Protect Californians, wildlife from groundwater contamination

More than a decade ago, UC Davis released a groundbreaking report about the growing human health threat from groundwater contamination. It revealed that hundreds of thousands of Californians rely on polluted groundwater to meet their household needs. More than a million are at risk.

The problem is now well understood. Yet for over a decade, the California Water Resources Control Board has failed to take meaningful action.

That’s why a coalition of Latino, farmworker, environmental and fishing organizations filed suit in October challenging the water resources board and Central Coast Regional Water Board for continuing to allow agricultural pollution to contaminate drinking water supplies and ecosystems. The case is focused on the Central Coast, but a successful outcome may help force action by regional water boards statewide.

The Salinas Valley is a hot spot for agricultural contamination, although the problem is widespread in the Central Valley and elsewhere. In recent years, local growers have begun harvesting as many as six crops a year on some of the world’s most intensively farmed land. Each crop receives a dose of chemical fertilizer — sometimes mere yards from groundwater wells and local homes.

When farmers use too much fertilizer, excess nitrates drain into groundwater and local streams, threatening people and wildlife.  High levels of nitrates can cause deadly methemoglobinemia (also know as blue-baby syndrome), cancer and thyroid diseases.

Small, predominantly Latino communities in the Salinas Valley like San Jerardo put a human face on this growing contamination crisis. For years, families have been sickened by agricultural pollution. The community has been forced to close three costly wells because of contamination — and a fourth well showed rising nitrate levels in the recent drought.

San Jerardo cannot continue drilling and closing one well after another.  Other communities with clean water are too distant to tap into. And effective water treatment is prohibitively expensive. Today, most community members are forced to buy bottled water on top of paying high local water bills. Some spend as much as 18% of their income on water. Those who cannot afford bottled water drink the groundwater — and bear the health consequences.

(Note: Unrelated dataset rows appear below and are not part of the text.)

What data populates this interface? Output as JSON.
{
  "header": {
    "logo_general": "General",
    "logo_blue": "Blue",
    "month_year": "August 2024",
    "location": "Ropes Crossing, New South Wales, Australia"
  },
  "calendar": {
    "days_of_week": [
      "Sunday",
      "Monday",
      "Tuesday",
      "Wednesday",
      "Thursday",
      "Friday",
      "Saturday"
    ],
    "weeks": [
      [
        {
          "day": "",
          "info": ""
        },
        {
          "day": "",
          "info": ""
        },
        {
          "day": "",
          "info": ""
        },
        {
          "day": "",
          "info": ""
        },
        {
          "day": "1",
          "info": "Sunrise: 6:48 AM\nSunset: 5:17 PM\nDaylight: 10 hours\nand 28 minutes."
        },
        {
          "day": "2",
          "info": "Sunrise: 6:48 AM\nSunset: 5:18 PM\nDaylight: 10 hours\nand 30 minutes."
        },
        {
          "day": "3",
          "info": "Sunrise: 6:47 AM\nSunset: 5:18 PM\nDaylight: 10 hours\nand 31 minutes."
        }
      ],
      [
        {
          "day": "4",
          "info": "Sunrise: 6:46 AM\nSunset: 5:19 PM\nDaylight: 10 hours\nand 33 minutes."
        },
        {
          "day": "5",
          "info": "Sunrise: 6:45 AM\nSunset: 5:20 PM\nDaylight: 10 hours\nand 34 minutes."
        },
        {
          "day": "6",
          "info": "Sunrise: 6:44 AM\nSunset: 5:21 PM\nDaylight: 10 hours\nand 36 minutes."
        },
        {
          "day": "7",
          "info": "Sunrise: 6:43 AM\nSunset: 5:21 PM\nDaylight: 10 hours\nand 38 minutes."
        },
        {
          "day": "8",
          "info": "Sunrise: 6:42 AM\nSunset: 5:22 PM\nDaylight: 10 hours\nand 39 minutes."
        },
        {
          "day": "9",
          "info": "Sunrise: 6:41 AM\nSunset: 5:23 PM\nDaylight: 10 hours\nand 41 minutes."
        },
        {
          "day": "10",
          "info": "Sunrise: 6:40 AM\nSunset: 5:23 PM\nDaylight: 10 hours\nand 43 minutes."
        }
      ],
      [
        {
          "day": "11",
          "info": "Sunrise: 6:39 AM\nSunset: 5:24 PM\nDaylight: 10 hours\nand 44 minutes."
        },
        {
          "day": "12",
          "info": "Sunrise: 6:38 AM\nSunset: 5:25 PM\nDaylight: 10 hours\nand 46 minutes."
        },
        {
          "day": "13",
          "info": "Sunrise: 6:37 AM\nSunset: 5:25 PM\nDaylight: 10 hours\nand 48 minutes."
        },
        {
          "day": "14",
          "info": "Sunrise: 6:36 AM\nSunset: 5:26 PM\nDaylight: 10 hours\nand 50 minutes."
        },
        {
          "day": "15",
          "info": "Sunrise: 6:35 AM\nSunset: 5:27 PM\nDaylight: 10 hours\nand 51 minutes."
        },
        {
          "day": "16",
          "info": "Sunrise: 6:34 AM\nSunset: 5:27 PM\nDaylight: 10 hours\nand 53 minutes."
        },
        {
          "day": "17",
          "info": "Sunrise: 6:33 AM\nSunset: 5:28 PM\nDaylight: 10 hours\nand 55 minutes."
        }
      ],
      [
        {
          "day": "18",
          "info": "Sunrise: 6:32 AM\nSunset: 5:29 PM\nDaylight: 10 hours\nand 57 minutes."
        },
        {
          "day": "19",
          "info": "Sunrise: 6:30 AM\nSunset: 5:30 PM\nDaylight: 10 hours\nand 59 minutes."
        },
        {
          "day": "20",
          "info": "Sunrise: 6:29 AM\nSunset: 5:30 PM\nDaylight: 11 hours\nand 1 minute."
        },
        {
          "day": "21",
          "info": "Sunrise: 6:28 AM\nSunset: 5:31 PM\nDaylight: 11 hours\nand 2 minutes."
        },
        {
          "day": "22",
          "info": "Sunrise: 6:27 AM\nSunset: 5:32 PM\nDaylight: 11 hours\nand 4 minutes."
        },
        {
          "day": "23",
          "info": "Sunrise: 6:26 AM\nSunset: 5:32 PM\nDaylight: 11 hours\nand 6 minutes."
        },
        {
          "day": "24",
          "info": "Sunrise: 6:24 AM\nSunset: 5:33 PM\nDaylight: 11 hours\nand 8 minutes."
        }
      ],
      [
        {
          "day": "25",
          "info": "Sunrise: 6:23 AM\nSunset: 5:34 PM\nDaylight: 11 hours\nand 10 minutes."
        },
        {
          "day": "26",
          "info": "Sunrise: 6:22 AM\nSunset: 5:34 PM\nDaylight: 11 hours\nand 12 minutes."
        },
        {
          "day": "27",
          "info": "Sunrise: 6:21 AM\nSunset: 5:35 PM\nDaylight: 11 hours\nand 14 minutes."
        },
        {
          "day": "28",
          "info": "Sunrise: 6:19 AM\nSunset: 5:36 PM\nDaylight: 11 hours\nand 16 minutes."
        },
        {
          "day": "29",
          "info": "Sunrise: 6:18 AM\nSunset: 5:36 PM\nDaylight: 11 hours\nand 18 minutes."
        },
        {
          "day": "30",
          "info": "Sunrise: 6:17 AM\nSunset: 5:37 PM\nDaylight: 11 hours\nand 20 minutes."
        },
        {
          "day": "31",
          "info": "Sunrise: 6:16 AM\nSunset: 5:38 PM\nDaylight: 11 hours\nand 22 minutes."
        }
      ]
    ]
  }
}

This agricultural pollution also harms wildlife. The Central Coast supports some of the most significant biodiversity in the world and is home to the last remaining population of California sea otters, three species of threatened steelhead and one species of endangered coho salmon. Seventeen local waterways are listed as contaminated by agriculture, including the Salinas River, which has been highly toxic for over a decade.

According to the Central Coast Regional Board’s own findings, “sufficient water quality improvements have not been achieved over the last 15 years of agricultural orders.” Yet the regional board removed the ‘lynchpin’ of the staff’s proposed surface water protections without any substantive justification.

As this crisis has grown, agricultural interests have proposed — and the state board has rubber stamped — so-called voluntary efforts related to nitrate contamination. Those efforts have all failed and the problem is worse today as a result.

We know how to end this pollution. The first step is for the state water board to impose enforceable limits on the amount of fertilizer applied — to assure that farmers use only the fertilizer needed by crops. The second is to require buffers of natural vegetation between farms and local streams. These buffers help absorb fertilizer and pesticides before they contaminate streams.